Progressive destruction of buildings and other works of man at the W. A. Taylor Winery near Hollister, California, indicates that one side of a segment of the San Andreas fault is creeping relative to the other. Three different types of measurements all yield an annual rate of creep of approximately one-half inch per year.

Steinbrugge and Zacher: Measurements of the separations of pairs of reference marks adjacent to the line of creep have been repeated periodically since 1956, and damage to structures provides a good measure of the total creep since 1948. Reports of damage to older buildings on the same site suggest that the creep may have been going on at about the present rate for fifty or more years.
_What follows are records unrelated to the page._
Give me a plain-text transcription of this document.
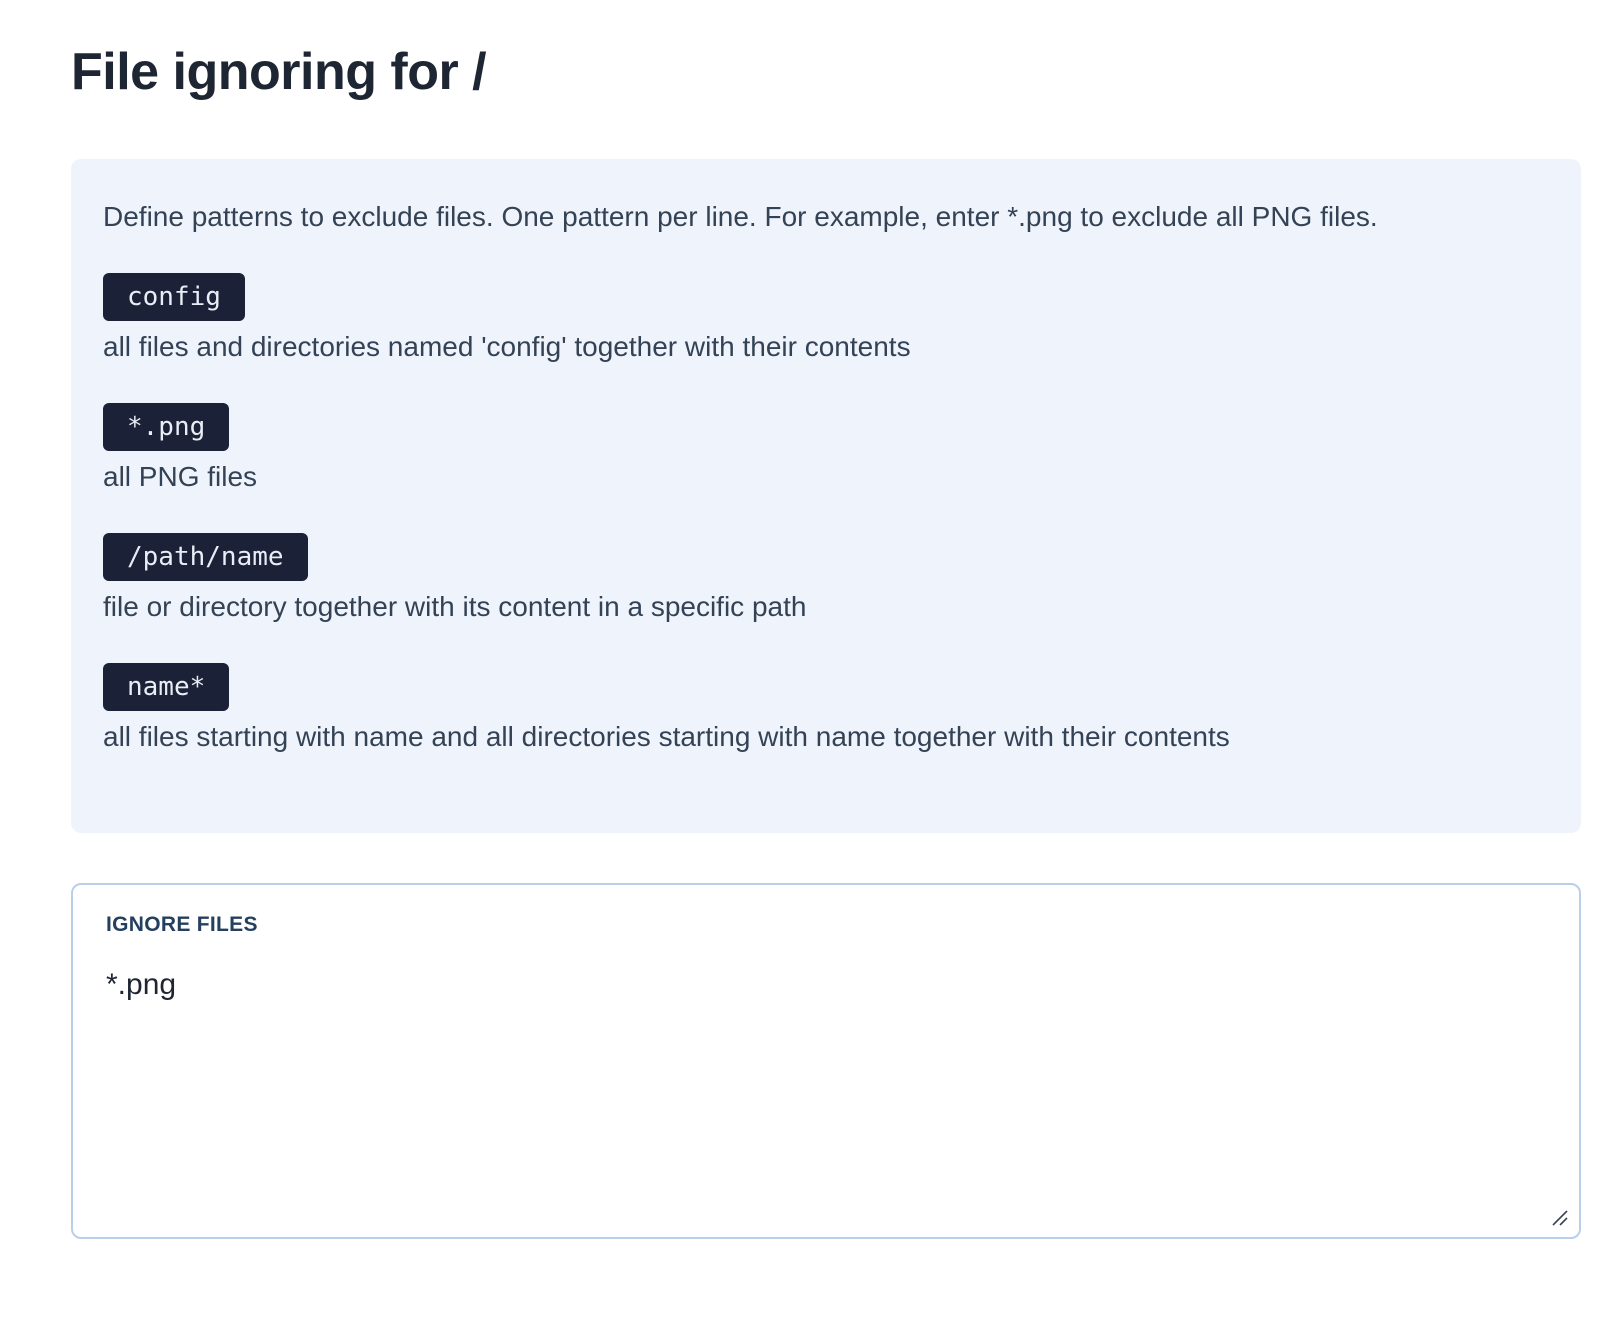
File ignoring for /

Define patterns to exclude files. One pattern per line. For example, enter *.png to exclude all PNG files.

config
all files and directories named 'config' together with their contents
*.png
all PNG files
/path/name
file or directory together with its content in a specific path
name*
all files starting with name and all directories starting with name together with their contents
IGNORE FILES
*.png
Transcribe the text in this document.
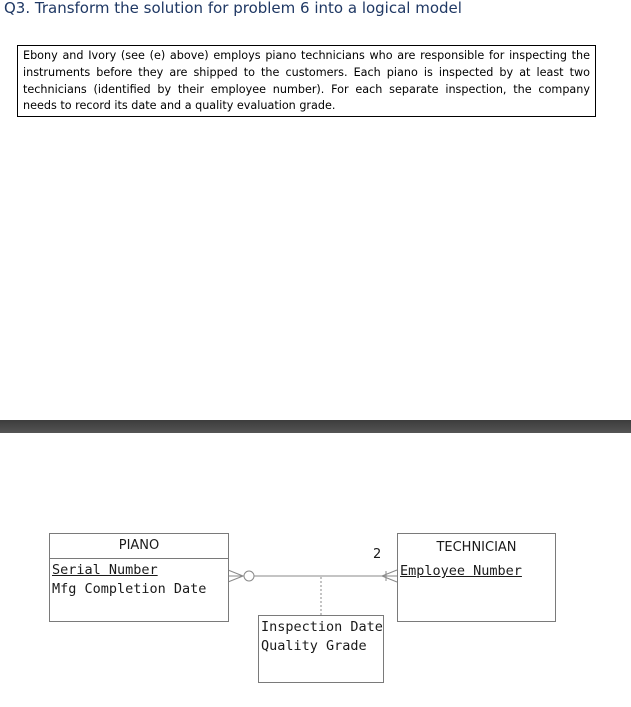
Q3. Transform the solution for problem 6 into a logical model
Ebony and Ivory (see (e) above) employs piano technicians who are responsible for inspecting the instruments before they are shipped to the customers. Each piano is inspected by at least two technicians (identified by their employee number). For each separate inspection, the company needs to record its date and a quality evaluation grade.
2
PIANO
Serial Number
Mfg Completion Date
TECHNICIAN
Employee Number
Inspection Date
Quality Grade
Tocher: Creep recorders designed to measure continuously the differential lateral movement of adjacent sections of the concrete floor have been installed in the main winery building. The creep rate so determined has been about one-half inch per year (with right-lateral sense) for the past two years. Creep accumulates largely in spasms of rather short duration (on the order of a week) separated by intervals of weeks or months during which little or no creep takes place. Ninety-two per cent of the movement in a recent 371-day period accumulated in four spasms of total duration 34 days. Three of these spasms began at times when no local earthquakes were recorded on near-by seismographs; the fourth began with a sudden right-lateral fault movement of 3 mm. at the time of a sharp local earthquake (Richter magnitude 5.0) on January 20, 1960 (GCT).

Whitten and Claire: Resurveys over monumented points established near the winery also yield a rate of slippage or creep along the fault line of one-half inch per year. A new method for analyzing the data obtained by retriangulating over monumented points at wide intervals (10 to 20 years) is presented and applied to two triangulation networks which cross the San Andreas fault in central California. Results from a net near Hollister show an average creep rate of about one-half inch per year; results from a net near Cholame (about 75 miles southeast of Hollister) show an average creep rate of about one-tenth inch per year. The results also give an angular value which represents the deformation in the crust adjacent to the fault line.